In what might be the most laughable moment of the Biden presidency to date, Secretary of State Tony Blinken proclaimed yesterday that the new Taliban regime in Afghanistan must include women.
Speaking at a news conference with German Foreign Minister Heiko Mass, Blinken declared that the Taliban will not earn legitimacy from the world if it does not have an inclusive government. Presumably, that means it must include not just women but any homosexuals that haven’t been tossed from a roof in Kabul.
But possibly even worse than excluding women from the government, the Taliban regime has painted over the “I Can’t Breathe” mural depicting the deceased George Floyd.
Shockingly, Taliban rulers seem unlikely to permit Afghanistan to a hotbed of leftist American propaganda, and apparently don’t share the “values” of the globalist regime that installed the government the Islamic fanatics just defeated.
No Women!?
What Blinken thought would happen when the Taliban defeated the U.S.-installed regime, one can only imagine. But he made clear yesterday that he and the “world” are aghast.
“Yesterday, the Taliban named a new interim government,” he began in the presser with Mass. “We’re assessing the announcement, but despite professing that a new government would be inclusive, the announced list of names consists exclusively of individuals who are members of the Taliban or their close associates, and no women.”
Continued Blinken:
We’re also concerned by the affiliations and track records of some of those individuals. We understand the Taliban has presented this as a caretaker cabinet. We will judge it, and them, by its actions. The international community has made clear its expectation that the Afghan people deserve an inclusive government.
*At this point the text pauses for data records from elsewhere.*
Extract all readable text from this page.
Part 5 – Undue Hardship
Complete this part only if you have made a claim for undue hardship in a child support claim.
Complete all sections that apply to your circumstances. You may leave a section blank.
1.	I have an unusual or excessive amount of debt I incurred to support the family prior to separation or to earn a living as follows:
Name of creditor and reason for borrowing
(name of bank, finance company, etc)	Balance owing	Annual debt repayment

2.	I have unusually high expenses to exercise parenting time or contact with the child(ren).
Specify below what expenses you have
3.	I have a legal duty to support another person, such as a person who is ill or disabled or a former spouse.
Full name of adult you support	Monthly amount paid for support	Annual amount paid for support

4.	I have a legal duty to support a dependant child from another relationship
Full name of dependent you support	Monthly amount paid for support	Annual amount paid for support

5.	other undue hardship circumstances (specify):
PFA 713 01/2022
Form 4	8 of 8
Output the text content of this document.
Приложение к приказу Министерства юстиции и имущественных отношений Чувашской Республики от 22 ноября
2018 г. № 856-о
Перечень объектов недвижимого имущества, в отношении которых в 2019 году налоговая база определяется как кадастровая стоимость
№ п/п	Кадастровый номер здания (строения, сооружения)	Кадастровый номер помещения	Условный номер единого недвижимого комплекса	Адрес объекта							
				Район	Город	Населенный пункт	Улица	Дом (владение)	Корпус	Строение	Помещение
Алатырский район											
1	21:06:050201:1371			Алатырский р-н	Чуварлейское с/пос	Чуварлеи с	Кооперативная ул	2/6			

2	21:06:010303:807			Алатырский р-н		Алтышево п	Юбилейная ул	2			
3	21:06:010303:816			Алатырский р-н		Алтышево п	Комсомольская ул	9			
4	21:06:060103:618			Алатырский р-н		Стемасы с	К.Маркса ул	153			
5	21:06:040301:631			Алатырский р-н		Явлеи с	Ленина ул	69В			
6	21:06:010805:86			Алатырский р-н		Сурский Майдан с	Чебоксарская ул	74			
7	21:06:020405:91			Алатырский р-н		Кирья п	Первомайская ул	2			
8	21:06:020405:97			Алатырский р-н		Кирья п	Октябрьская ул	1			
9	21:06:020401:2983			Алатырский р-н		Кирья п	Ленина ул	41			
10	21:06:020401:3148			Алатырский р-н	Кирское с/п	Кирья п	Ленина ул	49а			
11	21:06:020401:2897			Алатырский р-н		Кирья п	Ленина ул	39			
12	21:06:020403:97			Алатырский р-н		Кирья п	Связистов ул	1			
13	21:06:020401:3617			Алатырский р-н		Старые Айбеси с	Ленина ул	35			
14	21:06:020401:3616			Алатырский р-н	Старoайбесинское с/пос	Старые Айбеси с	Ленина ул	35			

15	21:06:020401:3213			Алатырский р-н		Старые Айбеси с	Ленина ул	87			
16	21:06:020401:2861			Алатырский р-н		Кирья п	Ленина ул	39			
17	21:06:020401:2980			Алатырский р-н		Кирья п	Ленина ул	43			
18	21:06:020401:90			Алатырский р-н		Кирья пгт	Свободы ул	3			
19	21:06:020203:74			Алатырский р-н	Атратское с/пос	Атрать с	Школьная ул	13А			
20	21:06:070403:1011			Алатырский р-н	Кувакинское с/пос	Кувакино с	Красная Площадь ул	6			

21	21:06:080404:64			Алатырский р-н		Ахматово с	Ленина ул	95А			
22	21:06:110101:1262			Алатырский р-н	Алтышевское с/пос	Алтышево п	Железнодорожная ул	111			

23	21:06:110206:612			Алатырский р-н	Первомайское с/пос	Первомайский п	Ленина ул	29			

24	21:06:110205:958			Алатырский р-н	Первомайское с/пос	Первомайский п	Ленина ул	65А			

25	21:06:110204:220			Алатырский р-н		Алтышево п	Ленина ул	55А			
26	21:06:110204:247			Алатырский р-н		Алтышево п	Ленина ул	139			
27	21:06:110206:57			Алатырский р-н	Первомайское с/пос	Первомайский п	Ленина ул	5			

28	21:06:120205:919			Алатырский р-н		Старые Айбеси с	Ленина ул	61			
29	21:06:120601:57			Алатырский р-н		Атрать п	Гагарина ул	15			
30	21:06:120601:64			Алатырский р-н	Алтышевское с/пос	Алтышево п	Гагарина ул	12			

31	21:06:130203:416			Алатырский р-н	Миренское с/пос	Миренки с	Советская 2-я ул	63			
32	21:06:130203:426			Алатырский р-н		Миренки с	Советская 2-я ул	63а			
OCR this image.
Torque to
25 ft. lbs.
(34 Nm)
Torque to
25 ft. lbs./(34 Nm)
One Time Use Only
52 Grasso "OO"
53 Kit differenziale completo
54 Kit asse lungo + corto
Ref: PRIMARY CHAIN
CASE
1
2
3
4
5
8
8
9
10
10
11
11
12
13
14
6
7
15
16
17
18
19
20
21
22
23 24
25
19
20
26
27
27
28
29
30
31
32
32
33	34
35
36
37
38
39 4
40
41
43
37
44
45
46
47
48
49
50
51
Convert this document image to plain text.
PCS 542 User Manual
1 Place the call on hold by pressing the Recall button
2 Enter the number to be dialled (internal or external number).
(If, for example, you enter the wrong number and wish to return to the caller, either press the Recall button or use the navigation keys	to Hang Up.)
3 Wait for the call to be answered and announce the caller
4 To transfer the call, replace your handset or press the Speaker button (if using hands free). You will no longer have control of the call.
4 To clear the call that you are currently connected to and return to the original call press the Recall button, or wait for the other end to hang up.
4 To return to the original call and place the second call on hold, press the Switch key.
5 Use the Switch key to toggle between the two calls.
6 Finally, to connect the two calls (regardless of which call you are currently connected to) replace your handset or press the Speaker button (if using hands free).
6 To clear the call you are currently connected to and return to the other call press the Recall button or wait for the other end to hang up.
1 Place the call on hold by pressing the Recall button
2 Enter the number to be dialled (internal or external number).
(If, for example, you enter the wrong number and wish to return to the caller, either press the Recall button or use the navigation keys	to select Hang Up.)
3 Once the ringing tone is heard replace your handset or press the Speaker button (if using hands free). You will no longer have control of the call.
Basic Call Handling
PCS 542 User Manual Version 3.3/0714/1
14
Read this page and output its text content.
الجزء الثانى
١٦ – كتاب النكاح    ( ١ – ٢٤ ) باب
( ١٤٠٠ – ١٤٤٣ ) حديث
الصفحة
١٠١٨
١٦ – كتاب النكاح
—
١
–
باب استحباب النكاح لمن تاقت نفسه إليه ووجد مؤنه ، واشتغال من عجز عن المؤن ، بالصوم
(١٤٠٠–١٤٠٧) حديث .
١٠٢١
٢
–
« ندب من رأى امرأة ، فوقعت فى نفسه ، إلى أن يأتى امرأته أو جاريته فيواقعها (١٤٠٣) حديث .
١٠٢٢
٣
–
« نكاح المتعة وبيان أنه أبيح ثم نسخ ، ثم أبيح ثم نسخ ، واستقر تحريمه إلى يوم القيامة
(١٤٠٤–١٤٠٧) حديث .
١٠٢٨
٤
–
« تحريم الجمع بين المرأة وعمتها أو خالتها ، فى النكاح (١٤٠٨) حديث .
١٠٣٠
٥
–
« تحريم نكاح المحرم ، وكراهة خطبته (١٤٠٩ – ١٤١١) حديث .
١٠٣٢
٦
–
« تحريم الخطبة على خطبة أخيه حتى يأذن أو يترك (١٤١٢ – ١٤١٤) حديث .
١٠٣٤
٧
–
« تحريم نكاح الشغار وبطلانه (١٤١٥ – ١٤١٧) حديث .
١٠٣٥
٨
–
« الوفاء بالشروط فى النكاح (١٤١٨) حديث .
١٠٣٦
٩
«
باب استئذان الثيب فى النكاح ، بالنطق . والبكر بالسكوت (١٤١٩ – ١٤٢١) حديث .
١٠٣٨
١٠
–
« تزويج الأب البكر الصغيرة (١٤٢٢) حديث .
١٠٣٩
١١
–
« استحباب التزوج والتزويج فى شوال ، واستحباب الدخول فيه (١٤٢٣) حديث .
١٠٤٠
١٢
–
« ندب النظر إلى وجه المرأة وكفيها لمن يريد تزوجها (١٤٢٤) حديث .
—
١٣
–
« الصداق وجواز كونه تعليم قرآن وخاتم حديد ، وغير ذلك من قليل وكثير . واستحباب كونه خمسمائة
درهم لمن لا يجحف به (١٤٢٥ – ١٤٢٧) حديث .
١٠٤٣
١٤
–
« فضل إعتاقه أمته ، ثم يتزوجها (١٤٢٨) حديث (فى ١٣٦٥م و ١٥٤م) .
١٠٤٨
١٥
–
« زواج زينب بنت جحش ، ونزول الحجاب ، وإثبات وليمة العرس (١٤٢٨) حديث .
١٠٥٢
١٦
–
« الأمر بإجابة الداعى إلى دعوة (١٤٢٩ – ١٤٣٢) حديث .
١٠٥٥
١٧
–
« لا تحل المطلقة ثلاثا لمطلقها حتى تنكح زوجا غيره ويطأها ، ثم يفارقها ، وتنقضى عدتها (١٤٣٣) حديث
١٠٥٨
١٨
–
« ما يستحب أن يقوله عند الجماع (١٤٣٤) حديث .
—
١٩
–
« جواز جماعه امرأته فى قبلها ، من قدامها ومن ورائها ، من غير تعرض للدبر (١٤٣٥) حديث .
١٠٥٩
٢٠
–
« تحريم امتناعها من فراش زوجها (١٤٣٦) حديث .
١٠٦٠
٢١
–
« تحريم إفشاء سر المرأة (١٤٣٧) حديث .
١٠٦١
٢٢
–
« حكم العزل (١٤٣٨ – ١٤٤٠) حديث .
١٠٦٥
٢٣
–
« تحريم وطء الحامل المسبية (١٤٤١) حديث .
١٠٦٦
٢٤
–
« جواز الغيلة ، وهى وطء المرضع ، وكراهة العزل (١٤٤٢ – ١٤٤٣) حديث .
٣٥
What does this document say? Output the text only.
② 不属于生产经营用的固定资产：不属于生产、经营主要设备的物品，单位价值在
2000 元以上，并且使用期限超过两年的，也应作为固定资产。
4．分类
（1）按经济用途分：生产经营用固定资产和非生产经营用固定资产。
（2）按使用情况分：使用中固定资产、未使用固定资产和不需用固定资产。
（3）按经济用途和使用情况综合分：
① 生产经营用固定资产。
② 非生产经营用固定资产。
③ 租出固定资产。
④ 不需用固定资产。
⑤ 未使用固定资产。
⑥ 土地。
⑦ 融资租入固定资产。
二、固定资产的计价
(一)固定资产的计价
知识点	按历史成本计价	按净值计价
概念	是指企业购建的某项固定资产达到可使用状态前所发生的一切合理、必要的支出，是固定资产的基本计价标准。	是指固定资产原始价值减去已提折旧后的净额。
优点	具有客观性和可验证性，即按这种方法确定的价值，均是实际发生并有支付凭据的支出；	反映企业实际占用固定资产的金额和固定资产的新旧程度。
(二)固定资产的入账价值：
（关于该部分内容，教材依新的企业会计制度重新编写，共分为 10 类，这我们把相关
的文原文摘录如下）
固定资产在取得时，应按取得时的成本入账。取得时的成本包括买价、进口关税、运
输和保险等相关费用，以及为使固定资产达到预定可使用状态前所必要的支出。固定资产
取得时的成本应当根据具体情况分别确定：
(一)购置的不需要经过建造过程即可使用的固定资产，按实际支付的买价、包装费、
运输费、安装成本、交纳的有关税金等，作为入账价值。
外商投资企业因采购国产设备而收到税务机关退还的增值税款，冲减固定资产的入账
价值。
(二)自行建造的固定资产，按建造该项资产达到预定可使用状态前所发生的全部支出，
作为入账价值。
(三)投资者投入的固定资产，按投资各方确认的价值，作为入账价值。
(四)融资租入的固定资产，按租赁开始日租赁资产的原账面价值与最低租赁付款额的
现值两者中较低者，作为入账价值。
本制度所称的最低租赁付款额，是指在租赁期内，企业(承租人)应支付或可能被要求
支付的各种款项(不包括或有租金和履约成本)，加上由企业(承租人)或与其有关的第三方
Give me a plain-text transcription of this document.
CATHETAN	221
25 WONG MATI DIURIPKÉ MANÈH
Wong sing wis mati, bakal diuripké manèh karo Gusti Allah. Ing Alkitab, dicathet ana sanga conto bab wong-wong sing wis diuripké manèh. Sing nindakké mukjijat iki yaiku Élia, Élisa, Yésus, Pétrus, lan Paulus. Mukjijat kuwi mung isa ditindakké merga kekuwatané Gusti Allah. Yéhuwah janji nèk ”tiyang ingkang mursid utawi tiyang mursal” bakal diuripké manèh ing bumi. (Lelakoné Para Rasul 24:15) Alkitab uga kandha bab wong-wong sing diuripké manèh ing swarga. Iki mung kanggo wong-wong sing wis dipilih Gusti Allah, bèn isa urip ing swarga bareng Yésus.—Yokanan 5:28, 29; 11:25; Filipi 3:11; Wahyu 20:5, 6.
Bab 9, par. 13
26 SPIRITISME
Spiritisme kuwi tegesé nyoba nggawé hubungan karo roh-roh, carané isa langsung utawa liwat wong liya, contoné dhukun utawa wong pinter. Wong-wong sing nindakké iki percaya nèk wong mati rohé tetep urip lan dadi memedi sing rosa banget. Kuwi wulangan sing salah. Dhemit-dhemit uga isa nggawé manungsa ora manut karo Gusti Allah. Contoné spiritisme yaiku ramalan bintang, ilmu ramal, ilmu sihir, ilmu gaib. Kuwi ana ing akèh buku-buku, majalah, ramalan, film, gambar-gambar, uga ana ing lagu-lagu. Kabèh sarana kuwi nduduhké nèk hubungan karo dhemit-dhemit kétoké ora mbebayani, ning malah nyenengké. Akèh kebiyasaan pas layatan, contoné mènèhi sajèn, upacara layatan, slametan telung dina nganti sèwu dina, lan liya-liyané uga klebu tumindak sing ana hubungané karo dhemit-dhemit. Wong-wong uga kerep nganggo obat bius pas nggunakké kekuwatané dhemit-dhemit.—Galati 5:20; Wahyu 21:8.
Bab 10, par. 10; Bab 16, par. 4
Noting that he and the foreign minister met with other world leaders to deliberate over Afghanistan, Blinken said they expect the Taliban to make a place for minorities.
“We also discussed how we will hold the Taliban to their commitments and obligations to let people travel freely; to respect their basic rights, including women and minorities,” he said.
How the U.S. and the world “will hold the Taliban to their commitments and obligations,” Blinken didn’t say. But given what the Taliban did to murals that featured leftist messaging, it appears the new regime in Kabul is relatively unconcerned by anything the globalists might do.
Bye, Bye, George
The Taliban have painted Islamic slogans over various murals in Kabul.
Among them was the one dedicated to Floyd, who died of a fentanyl overdose as Minneapolis police restrained him last year. The mural featured a protester with a poster of Floyd along with his immortal last words: “I Can’t Breathe.”
Next to it was a similar poster that showed people drowning. It read, “we can’t breathe.”
A group called the Artlords painted the murals. Their goal was “transforming the aggressive face of Kabul, spoiled by blast walls, into a pleasant visual experience.” They hoped to “pave the way for social transformation and behavioral change through employing the soft power of art and culture as a non-intrusive approach.”
“These murals not only belong to me or the Artlords, they belong to the people of Afghanistan because for each of them we invited 50 to 200 people to paint them,” Artlords founder Omaid Sharifi told the Guardian. “These are about the wishes, demands and the asks of Afghan people. It was their voice on these walls. These murals were against corruption and were pushing for transparency.”
The new regime has a big job ahead to cover up the Artlords work. The group has painted 2,100 murals.
As for the Floyd mural, the Taliban is apparently unafraid that Black Lives Matter might organize a movement to have the group kicked off of social media or charged with a hate crime in the World Court.
As far as anyone knows, BLM activists have not volunteered to lead a punitive, boots-on-the-ground military strike to punish the offense.